The three types of agricultural films—mulch film, greenhouse film and silage film—represent a major segment of polyethylene usage globally, valued at more than 8 billion dollars. The total demand for these films accounted for some 6 million tonnes in 2016 with greenhouse film representing nearly half of it, followed by mulch film with nearly a third and just over 20% held by silage film. The market for greenhouse film is expected to advance at the same pace of growth as mulch film, at just over 8%/annum over the next five years, while the demand for silage film is forecast to grow at a moderate rate of just under 4%.

The report says about 70% of global demand and production of agricultural films is concentrated in Asia, mainly in China, where the growth rate continues to reach double digits. This growth is driven by increasing specialization of the Chinese market, which will impact growing exports of more sophisticated films inside and outside of Asia.

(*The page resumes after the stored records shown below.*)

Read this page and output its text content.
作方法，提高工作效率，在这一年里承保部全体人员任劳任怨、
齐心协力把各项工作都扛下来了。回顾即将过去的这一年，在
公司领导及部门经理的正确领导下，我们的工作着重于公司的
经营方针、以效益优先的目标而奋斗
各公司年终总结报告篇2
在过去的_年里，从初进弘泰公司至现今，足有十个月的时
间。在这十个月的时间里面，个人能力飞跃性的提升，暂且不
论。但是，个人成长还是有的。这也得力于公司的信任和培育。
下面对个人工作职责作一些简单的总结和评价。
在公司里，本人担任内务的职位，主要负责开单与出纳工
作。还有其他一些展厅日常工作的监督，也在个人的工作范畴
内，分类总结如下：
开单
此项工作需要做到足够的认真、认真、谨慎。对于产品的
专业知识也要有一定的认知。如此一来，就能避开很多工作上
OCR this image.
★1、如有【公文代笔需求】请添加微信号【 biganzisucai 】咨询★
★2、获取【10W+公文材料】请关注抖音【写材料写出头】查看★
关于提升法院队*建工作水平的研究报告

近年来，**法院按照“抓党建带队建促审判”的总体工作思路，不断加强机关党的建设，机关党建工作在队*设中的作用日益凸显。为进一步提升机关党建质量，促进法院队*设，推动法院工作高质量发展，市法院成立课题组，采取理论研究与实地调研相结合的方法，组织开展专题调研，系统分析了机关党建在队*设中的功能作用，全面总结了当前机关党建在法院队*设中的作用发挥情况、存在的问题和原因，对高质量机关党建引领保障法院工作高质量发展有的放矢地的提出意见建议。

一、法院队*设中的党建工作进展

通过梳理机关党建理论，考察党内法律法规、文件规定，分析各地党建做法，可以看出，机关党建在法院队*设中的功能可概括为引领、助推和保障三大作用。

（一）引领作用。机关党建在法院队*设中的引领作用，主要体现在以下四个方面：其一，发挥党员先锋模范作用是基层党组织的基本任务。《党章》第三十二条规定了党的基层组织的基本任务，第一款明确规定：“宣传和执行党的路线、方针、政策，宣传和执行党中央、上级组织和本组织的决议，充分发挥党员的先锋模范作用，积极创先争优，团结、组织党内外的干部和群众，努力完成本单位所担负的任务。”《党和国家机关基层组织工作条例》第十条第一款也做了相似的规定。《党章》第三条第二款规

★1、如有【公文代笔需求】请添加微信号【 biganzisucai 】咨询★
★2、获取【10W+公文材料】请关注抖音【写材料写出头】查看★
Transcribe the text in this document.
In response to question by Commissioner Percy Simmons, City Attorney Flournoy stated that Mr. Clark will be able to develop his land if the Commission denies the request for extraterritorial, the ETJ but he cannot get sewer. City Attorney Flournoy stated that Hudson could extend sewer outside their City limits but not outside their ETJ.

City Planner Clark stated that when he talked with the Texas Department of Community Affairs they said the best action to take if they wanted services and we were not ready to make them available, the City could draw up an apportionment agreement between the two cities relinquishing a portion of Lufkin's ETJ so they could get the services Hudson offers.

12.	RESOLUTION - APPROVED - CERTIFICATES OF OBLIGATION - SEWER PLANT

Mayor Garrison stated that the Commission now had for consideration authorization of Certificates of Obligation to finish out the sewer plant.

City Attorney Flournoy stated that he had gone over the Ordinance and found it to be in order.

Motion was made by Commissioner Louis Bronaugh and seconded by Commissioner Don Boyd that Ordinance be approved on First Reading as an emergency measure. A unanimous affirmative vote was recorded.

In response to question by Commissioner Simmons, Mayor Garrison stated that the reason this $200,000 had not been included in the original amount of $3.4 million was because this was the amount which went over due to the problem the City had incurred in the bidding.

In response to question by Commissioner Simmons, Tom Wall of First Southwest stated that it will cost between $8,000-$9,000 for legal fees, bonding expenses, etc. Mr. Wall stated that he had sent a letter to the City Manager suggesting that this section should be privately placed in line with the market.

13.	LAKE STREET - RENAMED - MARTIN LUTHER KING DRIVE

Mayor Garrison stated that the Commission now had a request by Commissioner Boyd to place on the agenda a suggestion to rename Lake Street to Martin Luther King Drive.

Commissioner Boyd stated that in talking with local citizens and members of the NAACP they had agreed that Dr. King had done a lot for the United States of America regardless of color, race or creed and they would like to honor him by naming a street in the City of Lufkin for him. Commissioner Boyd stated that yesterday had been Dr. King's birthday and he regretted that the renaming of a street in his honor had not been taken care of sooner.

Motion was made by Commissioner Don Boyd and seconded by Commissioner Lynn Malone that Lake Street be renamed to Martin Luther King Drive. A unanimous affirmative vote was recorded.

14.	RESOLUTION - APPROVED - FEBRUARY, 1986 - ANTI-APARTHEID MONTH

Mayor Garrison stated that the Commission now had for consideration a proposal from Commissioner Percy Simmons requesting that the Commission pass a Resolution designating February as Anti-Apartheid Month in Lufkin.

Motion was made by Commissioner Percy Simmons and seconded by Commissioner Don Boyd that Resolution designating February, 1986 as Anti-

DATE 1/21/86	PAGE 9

Another contributing factor is upgauging of previously very thin films intended mainly for the local market, which are now required by the Chinese regulations to be thicker and stronger.

The markets in Europe and North America have now matured, the study continues, although Mexico and some countries in Eastern Europe are still experiencing healthy growth in consumption of plastic films for agriculture. Another region with continued stellar growth is South and Central America, mainly due to its consumption and exports of silo bags, which have become particularly popular in this region. Due to more challenging climatic conditions, the demand in the Middle East and Africa will see steady growth at about 5%–6% a year over the next five years. Both these regions currently consume less than 4% of agricultural films produced globally.

The study notes that plastic films undoubtedly offer solutions concerning the global food supply, and they will hold an even more significant role as government funds are released to encourage agriculture in the developing regions. While agricultural films contribute to improved efficiency and output, growing concern about film waste and disposal is leading to growing interest in the use of biodegradable materials or utilizing advanced technologies that enable recycling of those heavily contaminated films where it is economically and environmentally feasible.